I rewrote the thing using ls-files. I'm not really sure how to test the behavior. I can add some unit tests, though, if you decide to use python testing.

jedbrown commented 11 years ago

@bilderbuchi We had this discussion on gitifyhg, which is migrating from py.test and sh to sharness. Since the primary interface is command line, python testing ended up being "obfuscated shell scripting", with more effort involved to translate between discovering a problem and creating a test to demonstrate it. Also, since sharness is git.git's testing system, it would make eventual upstreaming of git-fat easier.

tomasherman commented 11 years ago

so basically we are going to assume there will be:

git fat pull followed by - and -- prefixed values followed by patterns

is that what you want? Yeah i will squish the commits when we have something you like :)

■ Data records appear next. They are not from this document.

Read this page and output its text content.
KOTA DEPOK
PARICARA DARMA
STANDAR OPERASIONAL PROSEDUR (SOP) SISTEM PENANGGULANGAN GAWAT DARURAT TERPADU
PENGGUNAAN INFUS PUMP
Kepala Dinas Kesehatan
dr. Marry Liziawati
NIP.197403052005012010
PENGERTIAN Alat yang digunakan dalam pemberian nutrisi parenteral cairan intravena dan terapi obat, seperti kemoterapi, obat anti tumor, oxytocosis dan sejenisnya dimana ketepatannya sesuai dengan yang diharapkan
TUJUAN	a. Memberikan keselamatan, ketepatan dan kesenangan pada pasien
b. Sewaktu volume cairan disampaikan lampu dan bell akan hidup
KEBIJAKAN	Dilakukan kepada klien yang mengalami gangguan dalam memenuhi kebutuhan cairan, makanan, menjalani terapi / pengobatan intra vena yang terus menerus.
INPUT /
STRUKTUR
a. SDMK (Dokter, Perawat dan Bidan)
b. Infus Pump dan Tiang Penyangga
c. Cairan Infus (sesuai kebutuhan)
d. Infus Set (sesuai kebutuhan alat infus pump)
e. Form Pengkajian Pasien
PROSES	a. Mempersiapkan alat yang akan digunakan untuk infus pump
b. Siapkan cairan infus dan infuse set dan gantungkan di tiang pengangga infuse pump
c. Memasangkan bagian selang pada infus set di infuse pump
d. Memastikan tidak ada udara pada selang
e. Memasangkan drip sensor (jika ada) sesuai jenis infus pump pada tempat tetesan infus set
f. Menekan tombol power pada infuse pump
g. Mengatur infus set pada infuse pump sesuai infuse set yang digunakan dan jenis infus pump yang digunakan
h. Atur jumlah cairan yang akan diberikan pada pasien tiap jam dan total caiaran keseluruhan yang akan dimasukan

jedbrown commented 11 years ago

I wouldn't try to interpret anything before the stand-alone -- since that makes the intent unambiguous. Git has many commands that require -- in general, though some of them will try without -- in simple cases.

bilderbuchi commented 11 years ago

See e.g. man git add (cause it also can select files based upon a pattern) as to how the argument structure looks like. Also note that -- is optional and not always needed, as jed points out.

re sharness/py.test: thanks, that makes sense.

tomasherman commented 11 years ago

Oh ok, i think i understand now (sorry i'm quite a noob ;))

tomasherman commented 11 years ago

3rd time's the charm, maybe? :)

tomasherman commented 11 years ago

I squashed all the commits together too.

jedbrown commented 11 years ago

I merged as c23422388b975f13867457c86c78361dfdf8036e (cosmetic clean-up: default argument, eliminate trailing whitespace, pass pattern as list instead of concatenating). I also added a demonstration to test.sh (separate commit).

I wish github pull requests had a "superseded" feature, but I can't update the PR because it comes from your branch.